Food trucks are springing up in major cities all over the world, competing for the most inventive cuisines and popular lunch spots. It has become such a craze that cities like San Francisco have regular festivals devoted to them.
Despite food trucks’ popularity, though, many local restaurant owners complain the mobile vendors are eating into their revenues-even putting some out of business. They say the trucks have unfair advantages.
Meshe Armstrong, co-owner of Restaurant Eve in Alexandria, Virginia, wrote a recent a letter to the editor of the Alexandria Times asking her city to think twice about allowing food trucks. She said food truck owners don’t pay the hefty property taxes or have to follow the same rigorous regulations as stationary restaurants. They can shut down in bad weather or relocate themselves when foot traffic gets slow. It’s clearly unfair, she argues:
Who will regulate the unscrupulous? Who will prevent a coffee truck in front of a coffee house? Will a bakery truck be justified to park in front of my bakery? I sweep the street, plant the flowers, pay litter taxes and then someone who buys a cupcake from a truck can throw their wrapper in my litter box and proceed to use my bathroom. Will the city then abate some tax or provide community toilets? Will the city need to employ more health department inspectors on my tax dime to ensure proper inspections? Will I be able to speak at a hearing so I know their parking intentions as restaurants must? Are you going to forget about the mom and pop who put down roots in Alexandria before food truck fever struck?

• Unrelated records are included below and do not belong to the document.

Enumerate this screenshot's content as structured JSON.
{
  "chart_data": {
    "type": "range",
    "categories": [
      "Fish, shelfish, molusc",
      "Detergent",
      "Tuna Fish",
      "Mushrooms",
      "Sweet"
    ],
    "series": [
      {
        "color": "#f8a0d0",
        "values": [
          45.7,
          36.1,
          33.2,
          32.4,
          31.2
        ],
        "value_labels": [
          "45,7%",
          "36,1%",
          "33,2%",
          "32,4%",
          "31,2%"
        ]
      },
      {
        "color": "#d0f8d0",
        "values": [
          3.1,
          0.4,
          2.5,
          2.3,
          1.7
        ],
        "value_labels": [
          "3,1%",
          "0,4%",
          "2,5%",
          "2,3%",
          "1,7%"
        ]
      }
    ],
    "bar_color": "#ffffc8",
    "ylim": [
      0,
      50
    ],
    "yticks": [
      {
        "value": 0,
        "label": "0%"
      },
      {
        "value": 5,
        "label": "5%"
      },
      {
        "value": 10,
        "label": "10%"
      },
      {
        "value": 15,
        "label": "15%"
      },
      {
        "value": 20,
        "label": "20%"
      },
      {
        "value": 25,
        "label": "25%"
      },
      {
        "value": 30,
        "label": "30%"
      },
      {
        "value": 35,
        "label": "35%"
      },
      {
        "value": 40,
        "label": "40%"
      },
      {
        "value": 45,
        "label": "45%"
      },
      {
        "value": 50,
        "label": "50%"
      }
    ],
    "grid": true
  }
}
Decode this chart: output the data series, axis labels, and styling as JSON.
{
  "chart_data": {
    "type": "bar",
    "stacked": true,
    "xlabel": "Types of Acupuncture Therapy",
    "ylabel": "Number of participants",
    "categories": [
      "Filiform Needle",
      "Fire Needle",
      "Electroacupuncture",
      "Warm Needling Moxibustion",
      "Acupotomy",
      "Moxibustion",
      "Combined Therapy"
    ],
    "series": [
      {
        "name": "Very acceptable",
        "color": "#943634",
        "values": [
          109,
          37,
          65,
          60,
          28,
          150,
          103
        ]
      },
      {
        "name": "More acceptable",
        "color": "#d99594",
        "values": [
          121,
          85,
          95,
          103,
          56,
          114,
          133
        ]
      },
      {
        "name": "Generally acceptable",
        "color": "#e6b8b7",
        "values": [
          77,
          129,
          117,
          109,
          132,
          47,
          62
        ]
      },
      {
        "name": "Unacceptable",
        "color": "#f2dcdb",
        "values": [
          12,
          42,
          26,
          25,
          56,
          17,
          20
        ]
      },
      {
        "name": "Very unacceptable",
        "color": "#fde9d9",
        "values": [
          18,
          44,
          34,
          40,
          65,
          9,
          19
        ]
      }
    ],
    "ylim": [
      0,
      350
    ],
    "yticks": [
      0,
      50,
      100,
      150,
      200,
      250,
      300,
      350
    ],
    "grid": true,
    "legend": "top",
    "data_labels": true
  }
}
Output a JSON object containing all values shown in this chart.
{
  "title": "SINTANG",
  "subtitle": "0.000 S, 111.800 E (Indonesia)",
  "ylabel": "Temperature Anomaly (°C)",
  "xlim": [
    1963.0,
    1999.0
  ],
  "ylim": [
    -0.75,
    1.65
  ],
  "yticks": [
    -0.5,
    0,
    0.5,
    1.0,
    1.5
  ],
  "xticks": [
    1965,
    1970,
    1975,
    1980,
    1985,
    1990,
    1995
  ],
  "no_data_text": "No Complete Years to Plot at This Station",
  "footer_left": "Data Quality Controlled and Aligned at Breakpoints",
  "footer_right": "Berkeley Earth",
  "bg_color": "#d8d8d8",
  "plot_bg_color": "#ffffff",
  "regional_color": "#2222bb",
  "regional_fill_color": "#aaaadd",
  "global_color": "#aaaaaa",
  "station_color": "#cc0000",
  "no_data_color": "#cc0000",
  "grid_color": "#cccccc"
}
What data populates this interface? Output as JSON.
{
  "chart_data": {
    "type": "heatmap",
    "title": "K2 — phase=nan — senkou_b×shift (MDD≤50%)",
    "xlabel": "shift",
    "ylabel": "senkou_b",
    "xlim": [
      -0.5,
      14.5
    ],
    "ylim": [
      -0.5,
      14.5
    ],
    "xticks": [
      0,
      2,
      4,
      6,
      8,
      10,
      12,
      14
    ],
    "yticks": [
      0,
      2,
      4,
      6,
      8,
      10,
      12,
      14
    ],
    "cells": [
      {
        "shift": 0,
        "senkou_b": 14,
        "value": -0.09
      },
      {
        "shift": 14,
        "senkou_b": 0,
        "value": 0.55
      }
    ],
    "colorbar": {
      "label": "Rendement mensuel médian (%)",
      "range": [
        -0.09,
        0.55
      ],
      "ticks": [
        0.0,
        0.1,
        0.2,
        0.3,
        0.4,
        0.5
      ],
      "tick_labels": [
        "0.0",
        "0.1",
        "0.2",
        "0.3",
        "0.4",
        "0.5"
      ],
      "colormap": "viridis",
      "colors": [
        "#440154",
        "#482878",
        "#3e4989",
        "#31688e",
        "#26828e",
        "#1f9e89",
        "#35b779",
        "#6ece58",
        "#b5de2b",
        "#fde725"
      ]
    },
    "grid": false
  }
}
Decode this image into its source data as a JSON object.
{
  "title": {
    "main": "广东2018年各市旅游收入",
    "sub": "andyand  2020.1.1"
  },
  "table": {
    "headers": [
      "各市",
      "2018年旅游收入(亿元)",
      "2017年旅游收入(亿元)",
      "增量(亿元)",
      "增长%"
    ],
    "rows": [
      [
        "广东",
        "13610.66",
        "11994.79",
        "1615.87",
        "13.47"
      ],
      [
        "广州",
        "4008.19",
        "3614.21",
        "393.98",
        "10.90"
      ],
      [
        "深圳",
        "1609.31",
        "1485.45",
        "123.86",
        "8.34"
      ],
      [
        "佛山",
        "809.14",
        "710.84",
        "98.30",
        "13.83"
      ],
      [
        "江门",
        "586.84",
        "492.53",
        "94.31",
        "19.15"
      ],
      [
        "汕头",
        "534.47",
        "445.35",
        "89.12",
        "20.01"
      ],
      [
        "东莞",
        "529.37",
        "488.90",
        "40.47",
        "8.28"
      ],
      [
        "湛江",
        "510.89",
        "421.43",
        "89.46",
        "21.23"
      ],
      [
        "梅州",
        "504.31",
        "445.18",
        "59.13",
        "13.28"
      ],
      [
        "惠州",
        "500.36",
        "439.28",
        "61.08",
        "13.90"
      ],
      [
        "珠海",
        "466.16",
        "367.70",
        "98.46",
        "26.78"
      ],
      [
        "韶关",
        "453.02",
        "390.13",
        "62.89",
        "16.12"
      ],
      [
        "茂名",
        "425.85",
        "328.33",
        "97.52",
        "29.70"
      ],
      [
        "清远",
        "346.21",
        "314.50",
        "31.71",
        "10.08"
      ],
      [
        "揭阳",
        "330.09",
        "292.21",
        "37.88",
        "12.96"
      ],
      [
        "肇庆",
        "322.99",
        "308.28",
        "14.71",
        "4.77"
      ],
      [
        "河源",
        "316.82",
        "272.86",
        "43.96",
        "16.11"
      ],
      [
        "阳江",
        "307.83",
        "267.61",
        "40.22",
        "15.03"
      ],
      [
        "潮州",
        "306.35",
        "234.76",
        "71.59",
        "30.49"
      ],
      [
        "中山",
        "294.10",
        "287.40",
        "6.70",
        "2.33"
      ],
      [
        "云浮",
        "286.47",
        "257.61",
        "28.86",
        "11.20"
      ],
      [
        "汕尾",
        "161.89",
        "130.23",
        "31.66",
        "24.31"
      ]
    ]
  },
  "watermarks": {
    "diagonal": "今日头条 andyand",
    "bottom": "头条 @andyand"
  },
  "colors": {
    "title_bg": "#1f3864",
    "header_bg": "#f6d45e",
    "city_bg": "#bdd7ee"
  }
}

Or is that pork taco more important?
Alexandria, Virginia, is only one community where city officials are considering allowing food trucks. Jacksonville Beach, Florida; Burlington, North Carolina, and Baltimore, Maryland, all are investigating allowing food trucks, among many other cities and towns.
Already, food trucks have taken a toll in some cities. The popularity of food trucks over the lunch hour in Minneapolis, for example, recently caused three downtown restaurants to close, according to Minnesota Public Radio.
Some cities have created food truck ordinances aimed to protect local restaurant owners, however. Chicago, for example, doesn’t allow food trucks within 200 feet of a restaurant, effectively banning them within the downtown loop.